The editor route (/workspace/[id]/editor) renders a different editor component based on the workspace's annotation type — CorefEditor, NerEditor, PosEditor, or WsdEditor — dispatched by features/editor/dispatch.tsx. Shared concerns live in features/editor/core/:

  • useEditorSession — persists scroll/selection state to the backend so annotators resume where they left off;
  • usePaginatedDocument — lazy-loads token pages for large documents;
  • shared components (document switcher, help panel, load-more, disagreement indicators).

Adding a new annotation type means adding one sub-folder under features/editor/ with its own contracts/gateway/actions/components and a case in the dispatcher — no changes to existing editors.

Configuration

Variable Purpose
NEXT_PUBLIC_API_URL Backend base URL as seen from the browser. Required in production builds — the build fails without it. Inlined at build time, so changing it requires a rebuild.

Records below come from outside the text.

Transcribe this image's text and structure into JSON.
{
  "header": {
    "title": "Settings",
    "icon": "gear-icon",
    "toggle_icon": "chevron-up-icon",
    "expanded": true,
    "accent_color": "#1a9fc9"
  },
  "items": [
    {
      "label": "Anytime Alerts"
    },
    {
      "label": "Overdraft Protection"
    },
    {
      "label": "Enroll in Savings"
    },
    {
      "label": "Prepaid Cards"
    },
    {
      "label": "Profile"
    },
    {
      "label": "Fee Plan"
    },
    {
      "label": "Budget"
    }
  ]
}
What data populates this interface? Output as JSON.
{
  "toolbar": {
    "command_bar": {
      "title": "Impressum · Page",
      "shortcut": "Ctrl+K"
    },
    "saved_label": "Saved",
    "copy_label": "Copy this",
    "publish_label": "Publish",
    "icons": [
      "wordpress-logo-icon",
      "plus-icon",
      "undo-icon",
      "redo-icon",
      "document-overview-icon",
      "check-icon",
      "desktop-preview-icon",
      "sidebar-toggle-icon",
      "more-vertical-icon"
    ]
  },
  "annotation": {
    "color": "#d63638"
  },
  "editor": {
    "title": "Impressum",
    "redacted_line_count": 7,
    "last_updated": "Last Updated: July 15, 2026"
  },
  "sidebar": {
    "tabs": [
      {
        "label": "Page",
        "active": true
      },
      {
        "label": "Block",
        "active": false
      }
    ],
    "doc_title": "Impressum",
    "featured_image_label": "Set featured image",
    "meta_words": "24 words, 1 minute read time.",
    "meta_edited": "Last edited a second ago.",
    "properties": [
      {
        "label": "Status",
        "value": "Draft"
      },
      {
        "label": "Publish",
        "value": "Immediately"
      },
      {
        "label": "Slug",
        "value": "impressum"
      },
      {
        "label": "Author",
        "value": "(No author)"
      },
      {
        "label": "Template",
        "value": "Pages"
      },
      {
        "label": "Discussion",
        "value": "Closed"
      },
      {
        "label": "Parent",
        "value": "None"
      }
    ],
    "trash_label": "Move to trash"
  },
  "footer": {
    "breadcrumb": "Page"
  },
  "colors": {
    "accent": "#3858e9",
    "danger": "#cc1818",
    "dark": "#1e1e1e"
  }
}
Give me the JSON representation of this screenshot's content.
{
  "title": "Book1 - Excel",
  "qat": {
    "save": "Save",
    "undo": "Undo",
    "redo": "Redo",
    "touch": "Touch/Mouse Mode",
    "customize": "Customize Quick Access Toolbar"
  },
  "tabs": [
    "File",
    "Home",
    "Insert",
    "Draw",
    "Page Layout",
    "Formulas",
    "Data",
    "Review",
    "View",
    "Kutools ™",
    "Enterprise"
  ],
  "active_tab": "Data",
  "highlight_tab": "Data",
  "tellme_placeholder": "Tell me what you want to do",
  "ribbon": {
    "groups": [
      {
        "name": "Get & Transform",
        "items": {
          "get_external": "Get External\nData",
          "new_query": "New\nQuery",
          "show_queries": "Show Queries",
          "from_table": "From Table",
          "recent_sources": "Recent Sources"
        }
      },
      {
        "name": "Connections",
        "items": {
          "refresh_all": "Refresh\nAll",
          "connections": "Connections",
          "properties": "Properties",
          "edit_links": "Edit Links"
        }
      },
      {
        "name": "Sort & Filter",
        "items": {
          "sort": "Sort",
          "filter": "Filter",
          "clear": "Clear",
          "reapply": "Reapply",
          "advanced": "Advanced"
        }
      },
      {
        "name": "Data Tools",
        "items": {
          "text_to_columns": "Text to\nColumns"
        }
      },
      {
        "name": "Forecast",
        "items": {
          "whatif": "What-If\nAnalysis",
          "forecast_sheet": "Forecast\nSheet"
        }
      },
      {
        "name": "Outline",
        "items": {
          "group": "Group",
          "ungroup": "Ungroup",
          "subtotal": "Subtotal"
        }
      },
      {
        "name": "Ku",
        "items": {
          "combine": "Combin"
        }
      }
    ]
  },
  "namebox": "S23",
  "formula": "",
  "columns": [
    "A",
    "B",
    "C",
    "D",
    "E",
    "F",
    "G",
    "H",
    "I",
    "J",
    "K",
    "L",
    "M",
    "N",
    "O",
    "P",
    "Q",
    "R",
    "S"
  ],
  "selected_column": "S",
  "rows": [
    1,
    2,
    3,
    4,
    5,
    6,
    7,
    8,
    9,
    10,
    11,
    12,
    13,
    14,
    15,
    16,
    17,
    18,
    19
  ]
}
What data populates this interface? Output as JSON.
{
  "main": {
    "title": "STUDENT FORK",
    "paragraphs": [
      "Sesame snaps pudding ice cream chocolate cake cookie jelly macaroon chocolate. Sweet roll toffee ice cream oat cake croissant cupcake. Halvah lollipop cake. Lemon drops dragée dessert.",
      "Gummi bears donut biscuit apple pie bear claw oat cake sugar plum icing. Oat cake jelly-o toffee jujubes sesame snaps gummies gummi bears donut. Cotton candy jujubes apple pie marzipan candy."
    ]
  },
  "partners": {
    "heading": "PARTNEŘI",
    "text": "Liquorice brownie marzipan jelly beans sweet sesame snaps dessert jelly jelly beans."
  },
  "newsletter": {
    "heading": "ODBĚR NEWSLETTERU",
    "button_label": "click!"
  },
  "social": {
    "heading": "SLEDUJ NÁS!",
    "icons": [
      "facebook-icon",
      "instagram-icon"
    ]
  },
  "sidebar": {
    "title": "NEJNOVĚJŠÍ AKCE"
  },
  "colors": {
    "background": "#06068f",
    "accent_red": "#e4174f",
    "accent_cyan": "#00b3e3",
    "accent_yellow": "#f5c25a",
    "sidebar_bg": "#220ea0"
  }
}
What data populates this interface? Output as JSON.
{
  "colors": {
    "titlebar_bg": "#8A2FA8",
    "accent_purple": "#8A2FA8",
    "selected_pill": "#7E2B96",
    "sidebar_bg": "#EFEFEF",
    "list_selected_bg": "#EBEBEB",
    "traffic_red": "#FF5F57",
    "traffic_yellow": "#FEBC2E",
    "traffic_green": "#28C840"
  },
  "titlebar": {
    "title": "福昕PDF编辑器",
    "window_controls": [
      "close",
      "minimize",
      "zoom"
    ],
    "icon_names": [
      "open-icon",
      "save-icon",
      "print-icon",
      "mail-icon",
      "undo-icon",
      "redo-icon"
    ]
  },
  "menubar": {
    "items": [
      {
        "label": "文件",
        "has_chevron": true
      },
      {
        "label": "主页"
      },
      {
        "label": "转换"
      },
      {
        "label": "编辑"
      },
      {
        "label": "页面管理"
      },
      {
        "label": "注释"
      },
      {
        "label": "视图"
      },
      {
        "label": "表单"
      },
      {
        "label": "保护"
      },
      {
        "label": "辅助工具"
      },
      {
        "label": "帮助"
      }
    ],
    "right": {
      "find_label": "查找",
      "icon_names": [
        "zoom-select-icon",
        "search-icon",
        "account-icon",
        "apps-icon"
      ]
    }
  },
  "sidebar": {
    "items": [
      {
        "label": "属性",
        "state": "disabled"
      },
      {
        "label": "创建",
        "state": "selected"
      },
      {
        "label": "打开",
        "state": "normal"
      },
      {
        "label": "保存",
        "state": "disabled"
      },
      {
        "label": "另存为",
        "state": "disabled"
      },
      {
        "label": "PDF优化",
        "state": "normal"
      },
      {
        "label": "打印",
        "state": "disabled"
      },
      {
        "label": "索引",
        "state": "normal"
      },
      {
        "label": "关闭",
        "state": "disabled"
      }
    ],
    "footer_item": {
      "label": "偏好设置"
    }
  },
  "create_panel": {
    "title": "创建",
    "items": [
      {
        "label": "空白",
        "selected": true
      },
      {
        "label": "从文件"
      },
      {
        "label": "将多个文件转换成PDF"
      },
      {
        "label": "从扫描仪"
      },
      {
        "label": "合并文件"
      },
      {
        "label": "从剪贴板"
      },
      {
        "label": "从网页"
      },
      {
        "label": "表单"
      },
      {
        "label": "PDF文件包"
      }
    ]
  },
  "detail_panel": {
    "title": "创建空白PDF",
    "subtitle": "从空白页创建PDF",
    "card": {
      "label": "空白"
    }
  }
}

Server Actions accept request bodies up to 25 MB (configured in next.config.ts) to accommodate real annotation corpora uploads; keep this in sync with the backend's multipart limit.

Build & runtime

  • pnpm build produces a standalone output (output: 'standalone' in next.config.ts) — a self-contained server.js plus static assets, designed for slim Docker images.
  • The repo ships a multi-stage Dockerfile (pnpm install → build → non-root Node 22 Alpine runner) listening on port 3000.